What makes it weird: Full-bodied with a clear bourbon nose, the brew has a strikingly dry finish thanks to the pilsner yeast that was used in place of traditional Belgian yeast. (Abbey beers are produced in the styles that Belgian Trappist monks have mastered, but they aren't actually made in a monastery. They also aren't typically produced with pilsner yeast.)

"It's a hybrid, an ale brewed with a lager yeast," general manager Brandon Doss says. "By using that pilsner yeast, you get that nice, clean finish of a lager but with the fruity esters of a Belgian tripel."

Thirsty Planet Cosmic Butterfly Kettle Sour

It's not the first year that Thirsty Planet has produced this Berliner Weisse-style beer, as it was a small-batch option in its pilot program, the Special Brewskis, last spring. But it's the first of those to be bottled.

What makes it weird: Well, it's purple — the bright, vivid purple of a Lisa Frank design. The Cosmic Butterfly features butterfly pea flower, which under specific circumstances turns liquid blue, purple or pink and has thus become a favorite ingredient for bartenders. The exotic flower is more than just a nifty parlor trick, however, lending pleasant tea notes to the lightly tart and lemony brew.

Austin Beerworks Heisenberg

The spring seasonal served in Granny Smith apple-colored cans is in the classic style of a kristallweizen, or what you might think of as a filtered hefeweizen. Austin Beerworks uses a specialized centrifuge to filter out the yeast in the finished product to give Heisenberg “a lighter body and cleaner finish while keeping all the wonderful banana and clove flavors hefeweizens are famous for,” brewery co-founder Michael Graham says.

What makes it weird: True, the kristallweizen is technically a traditional German style. But it's just not common across the pond, even though the pilsner-like approach means it's tailor-made for an Austin spring.

The Brewer's Table Omakase

From the beginning, the East Austin brewpub has exclusively turned out lagers that often have unusual culinary additions, such as beets and roasted sweet potatoes.
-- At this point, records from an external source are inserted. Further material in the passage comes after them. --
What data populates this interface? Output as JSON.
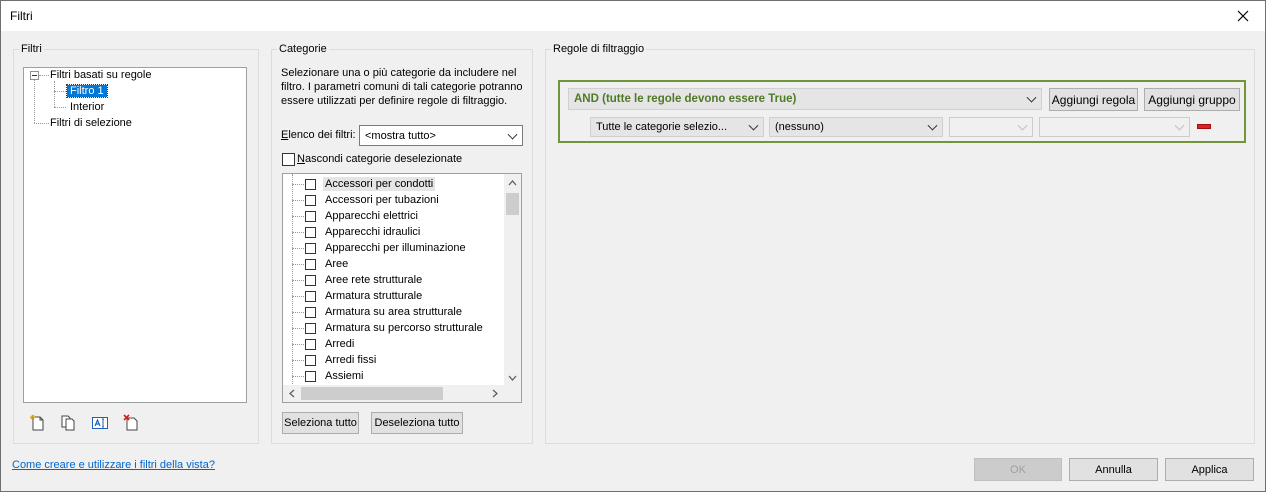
{
  "window": {
    "title": "Filtri"
  },
  "filters_panel": {
    "legend": "Filtri",
    "tree": [
      {
        "label": "Filtri basati su regole",
        "selected": false
      },
      {
        "label": "Filtro 1",
        "selected": true
      },
      {
        "label": "Interior",
        "selected": false
      },
      {
        "label": "Filtri di selezione",
        "selected": false
      }
    ],
    "toolbar_icons": [
      "new-filter-icon",
      "duplicate-filter-icon",
      "rename-filter-icon",
      "delete-filter-icon"
    ]
  },
  "categories_panel": {
    "legend": "Categorie",
    "description": "Selezionare una o più categorie da includere nel filtro. I parametri comuni di tali categorie potranno essere utilizzati per definire regole di filtraggio.",
    "filter_list_label": "Elenco dei filtri:",
    "filter_list_value": "<mostra tutto>",
    "hide_unchecked_label": "Nascondi categorie deselezionate",
    "items": [
      "Accessori per condotti",
      "Accessori per tubazioni",
      "Apparecchi elettrici",
      "Apparecchi idraulici",
      "Apparecchi per illuminazione",
      "Aree",
      "Aree rete strutturale",
      "Armatura strutturale",
      "Armatura su area strutturale",
      "Armatura su percorso strutturale",
      "Arredi",
      "Arredi fissi",
      "Assiemi"
    ],
    "select_all": "Seleziona tutto",
    "deselect_all": "Deseleziona tutto"
  },
  "rules_panel": {
    "legend": "Regole di filtraggio",
    "group_operator": "AND (tutte le regole devono essere True)",
    "add_rule": "Aggiungi regola",
    "add_group": "Aggiungi gruppo",
    "rule_category": "Tutte le categorie selezio...",
    "rule_parameter": "(nessuno)",
    "rule_operator": "",
    "rule_value": ""
  },
  "footer": {
    "help_link": "Come creare e utilizzare i filtri della vista?",
    "ok": "OK",
    "cancel": "Annulla",
    "apply": "Applica"
  },
  "colors": {
    "accent": "#0078d7",
    "group_border": "#70963c",
    "group_text": "#4f7a28",
    "remove_rule": "#e02020",
    "link": "#0066cc"
  }
}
So perhaps it comes as no surprise that a recent collaboration with Chicago's Band of Bohemia, the first Michelin-starred brewpub, has put the always innovating Brewer's Table on this list.

What makes it weird: Omakase is a riff on a maibock (the less malty, drier cousin to the robust bock) with Carolina gold rice and smoked and unsmoked shiitake and blue oyster mushrooms. The finished lager "is a truly unique beer with notes of orange Creamsicle and wisps of earthy smoke," according to the brewery. That's a flavor combination hard to fathom, so you'll just have to try it for yourself.

Oddwood Ales' Woodman Evergreen Saison

Before the cozy brewery opened on Manor Road last year, Oddwood co-owner Taylor Ziebarth grew the Oddwood brand at Adelbert's with a well-regarded saison. He's since expanded the roster of beers to include a mix of both foeder-fermented funky brews and clean, stainless steel-fermented styles like IPAs, but you can bet any saison specifically is going to be a good one.

What makes it weird: Inspired by Oddwood's love of wood — as apparent through those foeders, as well as a taproom built with 10 different types of wood — the Woodman Evergreen Saison features juniper berries, spruce tips, cedar planks and Citra hops. Other than the hops, its ingredients make it sound more like a gin than a beer, right? Expect it to taste and smell like a tree.